Many exhaust systems are pieced together by clamp or flange connections.
All vehicles have at least one pipe with a flange connection. The front pipe or header pipe bolted to the manifold uses a flange of some type. Many modern vehicles now connect other components, such as catalytic converters, downstream exhaust pipes and even mufflers, with flange connections. With the car on a lift and a mechanic that knows what he is doing, the repair could take a mere few minutes. With a home repair mechanic laying on his back with limited tools, the repair could become complicated.
1. Inspect the pipe with the leaking flange gasket carefully before attempting to disconnect it. Front-pipe-to-manifold flanges often require the rear flange to the converter or pipe be separated in order to access the leaking gasket. Sometimes unhooking an exhaust hanger somewhere down the exhaust stream might allow enough flexibility to forgo the rear flange disconnection.
2. Determine how the flange is connected. All front-pipe-to-manifold flanges are secured by nuts to the studs of the manifold. Downstream flange connections may use studs on one side and nuts on the other or simple nuts and bolts. Downstream studs can be distinguished by round heads which, unlike a hex bolt head, cannot be held with a wrench. Studs have grooved notches in their shafts and do not require a box-end wrench for removing the nut. Nut and bolt connections will require the bolt of the head be held stationary (with the wrench) while a ratchet and socket loosen the nut (or another wrench).
3. Disconnect the flange hardware. If necessary, heat the nuts of the connection with an oxyacetylene torch. Using a portable propane torch may not heat the nut up enough or could take a considerable amount of time. Heat just the edges of the nut and not the bolt. This will expand the nut. Once the nut is cherry red, turn off the torch and remove the nut. For front pipes, a ratchet, long extension and socket are most likely required.
4. Repeat for each nut and stud/bolt connection of the flange until all retaining hardware is removed. The studs will remain intact on their respective exhaust components.
5. Separate the flange connection. This is where the exhaust pipe hanger tool may come in handy. Releasing one or more exhaust hangers near the flange connection may give the exhaust system enough flexibility to access the mating surfaces of each mating flange. As mentioned earlier, it may also require separating the other connection of the exhaust component with the compromised flange gasket.
6. Clean each flange connection’s mating surface with emery cloth or medium-grit sandpaper, after allowing the exhaust system to cool down, if a torch was used.
7. Apply a level amount of high-temp Perma-Tex (O2 sensor-safe) compound on both sides of the gasket.
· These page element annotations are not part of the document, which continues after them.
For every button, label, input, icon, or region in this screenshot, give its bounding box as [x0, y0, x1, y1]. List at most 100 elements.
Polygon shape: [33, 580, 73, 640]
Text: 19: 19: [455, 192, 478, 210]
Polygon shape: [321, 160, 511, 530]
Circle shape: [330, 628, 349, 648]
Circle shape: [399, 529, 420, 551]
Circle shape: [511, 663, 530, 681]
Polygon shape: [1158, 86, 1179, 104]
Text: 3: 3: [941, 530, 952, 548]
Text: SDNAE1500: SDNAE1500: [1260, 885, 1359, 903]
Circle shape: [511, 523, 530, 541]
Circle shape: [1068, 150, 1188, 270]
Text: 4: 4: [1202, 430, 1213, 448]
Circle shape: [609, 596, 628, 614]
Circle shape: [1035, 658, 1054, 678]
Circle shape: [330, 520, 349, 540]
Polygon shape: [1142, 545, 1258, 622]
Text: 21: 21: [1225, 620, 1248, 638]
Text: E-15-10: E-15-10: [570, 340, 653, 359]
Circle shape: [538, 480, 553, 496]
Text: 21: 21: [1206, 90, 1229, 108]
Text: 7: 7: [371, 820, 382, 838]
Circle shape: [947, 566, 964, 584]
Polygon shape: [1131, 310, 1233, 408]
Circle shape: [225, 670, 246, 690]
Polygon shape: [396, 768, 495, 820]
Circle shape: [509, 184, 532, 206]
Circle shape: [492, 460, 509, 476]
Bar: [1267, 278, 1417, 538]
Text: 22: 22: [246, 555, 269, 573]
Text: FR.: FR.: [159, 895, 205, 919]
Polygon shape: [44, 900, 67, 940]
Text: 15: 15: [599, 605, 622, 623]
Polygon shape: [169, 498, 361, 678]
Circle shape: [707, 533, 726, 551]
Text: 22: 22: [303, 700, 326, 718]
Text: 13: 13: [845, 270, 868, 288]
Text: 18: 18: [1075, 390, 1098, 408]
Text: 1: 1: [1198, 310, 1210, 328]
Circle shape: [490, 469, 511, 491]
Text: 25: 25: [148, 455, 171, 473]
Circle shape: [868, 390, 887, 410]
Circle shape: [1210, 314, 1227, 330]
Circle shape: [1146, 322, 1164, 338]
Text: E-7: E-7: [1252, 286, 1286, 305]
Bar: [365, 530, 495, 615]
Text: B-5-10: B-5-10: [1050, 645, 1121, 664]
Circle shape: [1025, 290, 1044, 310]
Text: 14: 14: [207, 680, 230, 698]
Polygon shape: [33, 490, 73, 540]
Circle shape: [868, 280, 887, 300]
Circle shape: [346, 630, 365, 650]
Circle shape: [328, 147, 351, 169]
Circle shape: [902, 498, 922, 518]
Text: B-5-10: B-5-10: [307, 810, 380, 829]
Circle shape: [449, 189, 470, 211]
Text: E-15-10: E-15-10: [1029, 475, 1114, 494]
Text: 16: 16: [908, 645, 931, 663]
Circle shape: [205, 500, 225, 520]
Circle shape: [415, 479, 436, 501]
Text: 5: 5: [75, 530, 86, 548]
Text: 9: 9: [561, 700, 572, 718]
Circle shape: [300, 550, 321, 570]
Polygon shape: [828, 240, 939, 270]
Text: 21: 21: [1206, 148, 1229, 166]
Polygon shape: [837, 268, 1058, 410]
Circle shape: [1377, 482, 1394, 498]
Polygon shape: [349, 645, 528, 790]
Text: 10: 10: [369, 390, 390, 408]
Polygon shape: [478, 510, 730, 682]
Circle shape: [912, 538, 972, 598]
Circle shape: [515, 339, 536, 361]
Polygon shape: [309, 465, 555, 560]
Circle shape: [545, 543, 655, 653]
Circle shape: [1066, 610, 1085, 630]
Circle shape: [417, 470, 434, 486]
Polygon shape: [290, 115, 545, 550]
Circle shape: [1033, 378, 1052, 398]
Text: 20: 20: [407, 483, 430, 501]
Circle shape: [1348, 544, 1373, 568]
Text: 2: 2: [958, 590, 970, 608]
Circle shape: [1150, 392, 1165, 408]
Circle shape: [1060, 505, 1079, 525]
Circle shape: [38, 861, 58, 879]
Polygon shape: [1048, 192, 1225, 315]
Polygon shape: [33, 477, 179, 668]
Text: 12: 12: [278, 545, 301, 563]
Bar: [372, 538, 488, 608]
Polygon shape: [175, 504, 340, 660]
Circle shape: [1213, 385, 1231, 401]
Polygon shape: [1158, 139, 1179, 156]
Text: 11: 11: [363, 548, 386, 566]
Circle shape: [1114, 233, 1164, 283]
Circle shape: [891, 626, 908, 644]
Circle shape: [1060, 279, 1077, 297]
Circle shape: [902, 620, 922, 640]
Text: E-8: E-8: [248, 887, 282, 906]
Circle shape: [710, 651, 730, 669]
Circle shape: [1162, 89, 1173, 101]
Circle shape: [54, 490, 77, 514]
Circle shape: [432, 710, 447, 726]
Place the gasket between the flanges. On most flange connections, there’s a small piece of pipe protruding on the inside of the flange to place the gasket on, depending on the type of application. Some front pipe gaskets are called “donut” gaskets and fit into a ball-flared exhaust pipe.
8. Reconnect the flange connection, after replacing the system on hangers, if applicable, with new hardware (nuts, bolts, washers and lock washers).
9. Start the vehicle and check the flange connection for leaks. If necessary, re-tighten the hardware.